With Hybrid, we shouldn't use the CosineSimilarity, but I don't know if there is any other filter we want to apply, or is just a matter of not calculating the minDistance and not doing this:

if (doc == null || doc.Score < minDistance) { continue; }

So, when Hybrid, shall we just remove the IF, and just return the same Score is returned by Azure Search? instead of:

        var minDistance = CosineSimilarityToScore(minRelevance);
        await foreach (SearchResult<AzureAISearchMemoryRecord>? doc in searchResult.Value.GetResultsAsync().ConfigureAwait(false))
        {
            if (doc == null || doc.Score < minDistance) { continue; }

            MemoryRecord memoryRecord = doc.Document.ToMemoryRecord(withEmbeddings);

            yield return (memoryRecord, ScoreToCosineSimilarity(doc.Score ?? 0));
        }

we do:

var minDistance = CosineSimilarityToScore(minRelevance);
        await foreach (SearchResult<AzureAISearchMemoryRecord>? doc in searchResult.Value.GetResultsAsync().ConfigureAwait(false))
        {
            if (!this._config.UseHybridSearch && (doc == null || doc.Score < minDistance)) { continue; }

            MemoryRecord memoryRecord = doc.Document.ToMemoryRecord(withEmbeddings);

            var score = doc.Score ?? 0;
            score = this._config.UseHybridSearch ? score : ScoreToCosineSimilarity(score);
            yield return (memoryRecord, score);
        }

What do you think?

UPDATE: the problem with this approach, is that we have a k parameter for Vector queries, but we do NOT have a top parameter for Hybrid, and I think we need that TOP. Otherwise, Azure Search is returning 1000 items!! https://learn.microsoft.com/en-us/azure/search/hybrid-search-how-to-query#number-of-results

luismanez avatar Mar 26 '24 21:03 luismanez

Any thoughts here @dluc ? sorry to bother, but I think would be pretty interesting to support at least Hybrid search. Thanks.

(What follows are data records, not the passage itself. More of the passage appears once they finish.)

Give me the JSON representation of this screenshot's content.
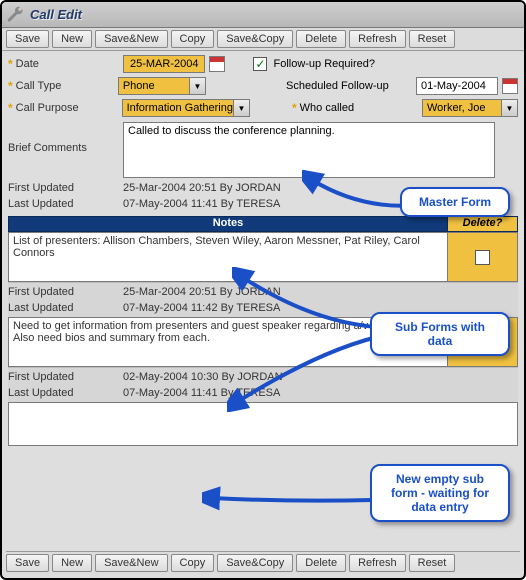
{
  "window": {
    "title": "Call Edit"
  },
  "toolbar": {
    "save": "Save",
    "new": "New",
    "save_new": "Save&New",
    "copy": "Copy",
    "save_copy": "Save&Copy",
    "delete": "Delete",
    "refresh": "Refresh",
    "reset": "Reset"
  },
  "master": {
    "date_label": "Date",
    "date_value": "25-MAR-2004",
    "call_type_label": "Call Type",
    "call_type_value": "Phone",
    "call_purpose_label": "Call Purpose",
    "call_purpose_value": "Information Gathering",
    "followup_req_label": "Follow-up Required?",
    "followup_req_checked": "✓",
    "sched_followup_label": "Scheduled Follow-up",
    "sched_followup_value": "01-May-2004",
    "who_called_label": "Who called",
    "who_called_value": "Worker, Joe",
    "brief_label": "Brief Comments",
    "brief_value": "Called to discuss the conference planning.",
    "first_updated_label": "First Updated",
    "first_updated_value": "25-Mar-2004 20:51  By  JORDAN",
    "last_updated_label": "Last Updated",
    "last_updated_value": "07-May-2004 11:41  By  TERESA"
  },
  "section": {
    "notes": "Notes",
    "delete": "Delete?"
  },
  "subforms": [
    {
      "note": "List of presenters: Allison Chambers, Steven Wiley, Aaron Messner, Pat Riley, Carol Connors",
      "first": "25-Mar-2004 20:51  By  JORDAN",
      "last": "07-May-2004 11:42  By  TERESA"
    },
    {
      "note": "Need to get information from presenters and guest speaker regarding a/v requirements. Also need bios and summary from each.",
      "first": "02-May-2004 10:30  By  JORDAN",
      "last": "07-May-2004 11:41  By  TERESA"
    }
  ],
  "callouts": {
    "master": "Master Form",
    "subs": "Sub Forms with data",
    "empty": "New empty sub form - waiting for data entry"
  }
}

luismanez avatar Apr 01 '24 19:04 luismanez

With Hybrid, we shouldn't use the CosineSimilarity

that's a big change.. the user needs to be aware that relevance is very different, otherwise everyone will complain that they are getting zero results when using the usual thresholds like 0.5 or 0.7

I think hybrid search should be explicitly enabled in the configuration, and somehow inform the user.

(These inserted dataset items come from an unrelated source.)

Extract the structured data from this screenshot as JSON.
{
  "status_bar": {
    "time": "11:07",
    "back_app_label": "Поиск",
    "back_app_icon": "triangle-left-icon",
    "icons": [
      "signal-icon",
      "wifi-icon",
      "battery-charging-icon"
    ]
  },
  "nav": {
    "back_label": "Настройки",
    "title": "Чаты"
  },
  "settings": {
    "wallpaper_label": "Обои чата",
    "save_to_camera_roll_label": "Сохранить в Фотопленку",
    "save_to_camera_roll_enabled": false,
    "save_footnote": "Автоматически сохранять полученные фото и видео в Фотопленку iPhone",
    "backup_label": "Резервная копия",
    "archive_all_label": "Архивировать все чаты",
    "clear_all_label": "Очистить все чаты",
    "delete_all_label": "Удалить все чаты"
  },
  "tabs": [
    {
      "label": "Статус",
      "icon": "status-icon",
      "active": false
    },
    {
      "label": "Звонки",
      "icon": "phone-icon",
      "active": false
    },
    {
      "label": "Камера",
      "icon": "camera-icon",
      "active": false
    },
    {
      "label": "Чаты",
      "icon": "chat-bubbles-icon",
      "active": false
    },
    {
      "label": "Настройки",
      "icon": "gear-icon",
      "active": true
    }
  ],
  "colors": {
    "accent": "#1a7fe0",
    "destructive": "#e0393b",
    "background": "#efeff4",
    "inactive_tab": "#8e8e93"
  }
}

So, when Hybrid, shall we just remove the IF, and just return the same Score is returned by Azure Search?

only when hybrid. In this case we might as well remove CosineSimilarityToScore(minRelevance); and do minDistance = minRelevance

dluc avatar Apr 08 '24 15:04 dluc

Any news on this? This is a much needed feature!

heidarj avatar Apr 20 '24 13:04 heidarj

@dluc I've sent a PR to add Azure AI search Hybrid search support to the library (only Hybrid, Semantic support is much more complex). https://github.com/microsoft/kernel-memory/pull/428

The idea is to have a new Config property in the AzureAISearchConfig class, so Hybrid is only enabled explicitly. When enabled, the CosineSimilarity is not calculated and the minDistance is set to the minRelevance parameter (passed from the top SearchAsync method).

Also note that the Document score, when using Hybrid, is set to the Score value returned directly from Azure AI Search.

var documentScore = this._config.UseHybridSearch ? doc.Score ?? 0 : ScoreToCosineSimilarity(doc.Score ?? 0);
yield return (memoryRecord, documentScore);

Please have a look and let me know if any change is required. Thanks!